19 Ekim 2025 Pazar

Mahşer'de gözünüz o mendilde olsun!

Tahir Büyükkörükçü Hoca'nın oğlu Abdurrahman Büyükkörükçü'nün yazısı:

Velayet-i ammede bütün müminler müşterek ve musâvî iseler de, velayet-i hâssa mertebesi özel bir mertebe, hususi bir hal, ayrı bir makamdır. 
Bu halin sahibi kulların özel halleri, kendileri ile Allah arasındadır.
İşte Lâdikli Hacı Ahmed Efendi üstadımız, bu özel mertebeye erişmiş, seçkin insanlardan biridir.

Aşıklar Sultanı Mevlânâ'mız, Cenâb-ı Muhammed Mustafa Sallallahü Aleyhi ve Sellem Efendimiz'den bahsedebilmek için "Feleklerin genişliğinde bir ağız isterim ki, meleklerin bile gıpta ettiği O yüce Peygamberden bahsedeyim" diyerek, Cenab-ı Hakk'tan liyakat ilticasında bulunur.
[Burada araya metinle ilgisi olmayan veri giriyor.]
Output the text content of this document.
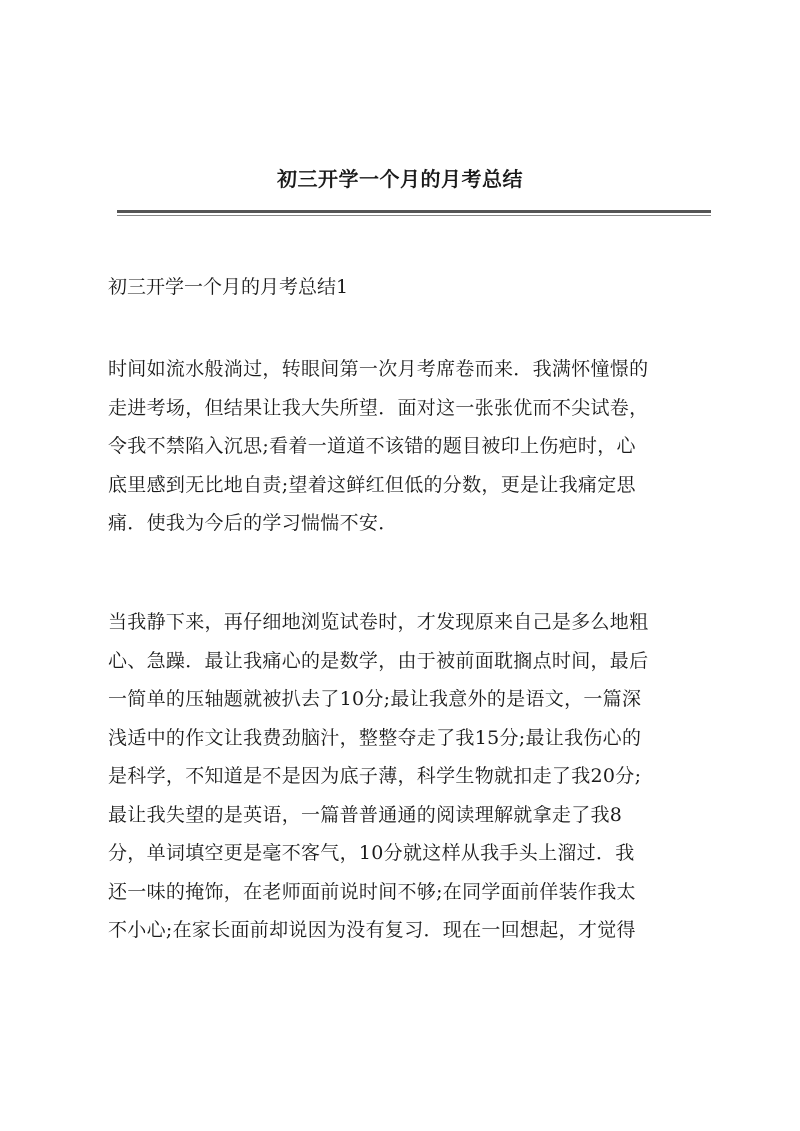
初三开学一个月的月考总结
初三开学一个月的月考总结1
时间如流水般淌过，转眼间第一次月考席卷而来．我满怀憧憬的
走进考场，但结果让我大失所望．面对这一张张优而不尖试卷，
令我不禁陷入沉思;看着一道道不该错的题目被印上伤疤时，心
底里感到无比地自责;望着这鲜红但低的分数，更是让我痛定思
痛．使我为今后的学习惴惴不安．
当我静下来，再仔细地浏览试卷时，才发现原来自己是多么地粗
心、急躁．最让我痛心的是数学，由于被前面耽搁点时间，最后
一简单的压轴题就被扒去了10分;最让我意外的是语文，一篇深
浅适中的作文让我费劲脑汁，整整夺走了我15分;最让我伤心的
是科学，不知道是不是因为底子薄，科学生物就扣走了我20分;
最让我失望的是英语，一篇普普通通的阅读理解就拿走了我8
分，单词填空更是毫不客气，10分就这样从我手头上溜过．我
还一味的掩饰，在老师面前说时间不够;在同学面前佯装作我太
不小心;在家长面前却说因为没有复习．现在一回想起，才觉得
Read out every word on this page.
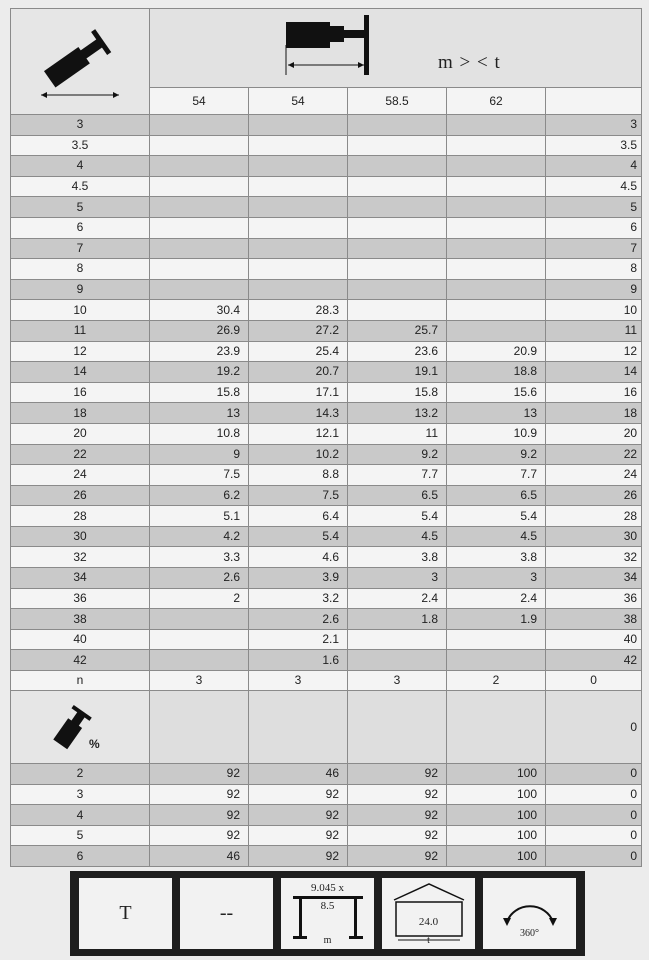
m > < t				

	54	54	58.5	62	
3					3
3.5					3.5
4					4
4.5					4.5
5					5
6					6
7					7
8					8
9					9
10	30.4	28.3			10
11	26.9	27.2	25.7		11
12	23.9	25.4	23.6	20.9	12
14	19.2	20.7	19.1	18.8	14
16	15.8	17.1	15.8	15.6	16
18	13	14.3	13.2	13	18
20	10.8	12.1	11	10.9	20
22	9	10.2	9.2	9.2	22
24	7.5	8.8	7.7	7.7	24
26	6.2	7.5	6.5	6.5	26
28	5.1	6.4	5.4	5.4	28
30	4.2	5.4	4.5	4.5	30
32	3.3	4.6	3.8	3.8	32
34	2.6	3.9	3	3	34
36	2	3.2	2.4	2.4	36
38		2.6	1.8	1.9	38
40		2.1			40
42		1.6			42
n	3	3	3	2	0

%					0
2	92	46	92	100	0
3	92	92	92	100	0
4	92	92	92	100	0
5	92	92	92	100	0
6	46	92	92	100	0
T	--
9.045 x
8.5
m
24.0
t
360°
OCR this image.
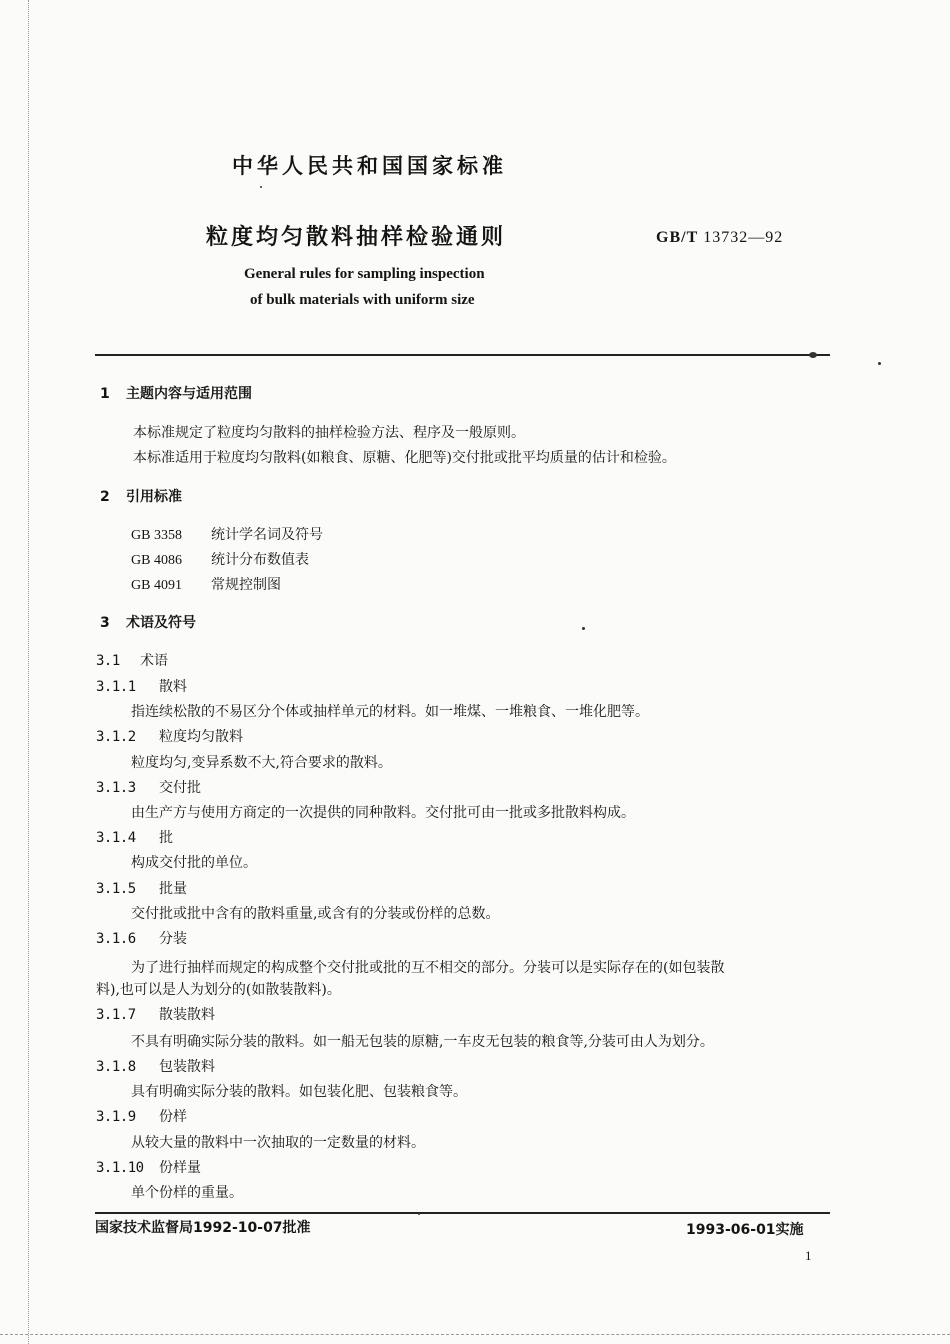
中华人民共和国国家标准
粒度均匀散料抽样检验通则	GB/T 13732—92
General rules for sampling inspection
of bulk materials with uniform size
1 主题内容与适用范围
本标准规定了粒度均匀散料的抽样检验方法、程序及一般原则。
本标准适用于粒度均匀散料(如粮食、原糖、化肥等)交付批或批平均质量的估计和检验。
2 引用标准
GB 3358 统计学名词及符号
GB 4086 统计分布数值表
GB 4091 常规控制图
3 术语及符号
3.1 术语
3.1.1 散料
指连续松散的不易区分个体或抽样单元的材料。如一堆煤、一堆粮食、一堆化肥等。
3.1.2 粒度均匀散料
粒度均匀,变异系数不大,符合要求的散料。
3.1.3 交付批
由生产方与使用方商定的一次提供的同种散料。交付批可由一批或多批散料构成。
3.1.4 批
构成交付批的单位。
3.1.5 批量
交付批或批中含有的散料重量,或含有的分装或份样的总数。
3.1.6 分装
为了进行抽样而规定的构成整个交付批或批的互不相交的部分。分装可以是实际存在的(如包装散
料),也可以是人为划分的(如散装散料)。
3.1.7 散装散料
不具有明确实际分装的散料。如一船无包装的原糖,一车皮无包装的粮食等,分装可由人为划分。
3.1.8 包装散料
具有明确实际分装的散料。如包装化肥、包装粮食等。
3.1.9 份样
从较大量的散料中一次抽取的一定数量的材料。
3.1.10 份样量
单个份样的重量。
国家技术监督局1992-10-07批准	1993-06-01实施
1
Ben de Rabb'imizden aynı duâ ile salahiyet ve güç iltica ediyorum ki, Lâdikli Hacı Ahmet Efendi üstadımızdan bahsedeyim. 
Çünkü onlar erişilmesi çok zor şâhikalar, ihatası imkânsız ufuklar, anlaşılması ve anlatılması çok güç esrar hazineleridir. 
Eriştikleri makam, vakıf oldukları esrar, sahip oldukları haller onları böyle kılmıştır. 
Nasıl güneşe bakan gözler kamaşır da, onu hakkıyla görmekten aciz kalırsa, manâ âleminin erlerinin hakikatine ermek de öylece insanı aciz bırakır.

Yıllarca kerametlerini hemen hemen bütün Konyalı'nın gördüğü, sevdiği saydığı, elini öptüğü, duasını ganimet bildiği bir büyük.
Yurdun dört bir yanından gelen ziyaretçilerin himmetini rica ettiği bir Allah eri.

Manevi üstadı Hızır Aleyhisselam ile beraber, dünyanın dört bir yanında manevi hizmetlere katılmış, Ümmet-i Muhammed'e yardım etmiş, darda kalanların yardımına koşmuş, sıkıntıda olanların elinden tutmuş, himmet diye istimdatta bulunanların Allah'ın izni ile imdadına yetişmiş...

Birçok harikulade hâlini yıllarca dostlukları olan bizzat babamdan dinlemişimdir. 
Kış ortasında, Endenozya'dan aldım dediği, çubuğundan yeni kopmuş üzümü dostları ile beraber yediklerini, Adem Aleyhisselâm'ın yeryüzüne indirildiği zaman secdeye kapanarak ağladığı yerde kaynayan pınarın suyundan rica edip, Ahmed Efendimiz'e tâ Hindistan'dan getirtip dostları ile beraber içtiklerini, hep duymuşumdur.

-Ne olur Ahmed Ağa, bizi şefaatten unutma! diye rica eden babama: 
-Valla hocam! Rabb'im imkan verirse dostlara bir mendil sallayacağız, buyurmuşlar.

O mendilde olsun gözünüz... 
Zira o mendil, sevenlerin ve icabet edenleri Hamd Sancağı'nın altına götürür...

Dr. Abdurrahman BÜYÜKKÖRÜKÇÜ

  1. Bu yazı Meram Belediyesi'nin çıkardığı bir dergide ve daha sonra da Merhaba Gazetesi'nde yayınlanmıştır.
  2. Lâdikli Âşık Ahmed Hüdâî, Ahmet Elma, 2011, 5.Baskı, S.41, 44.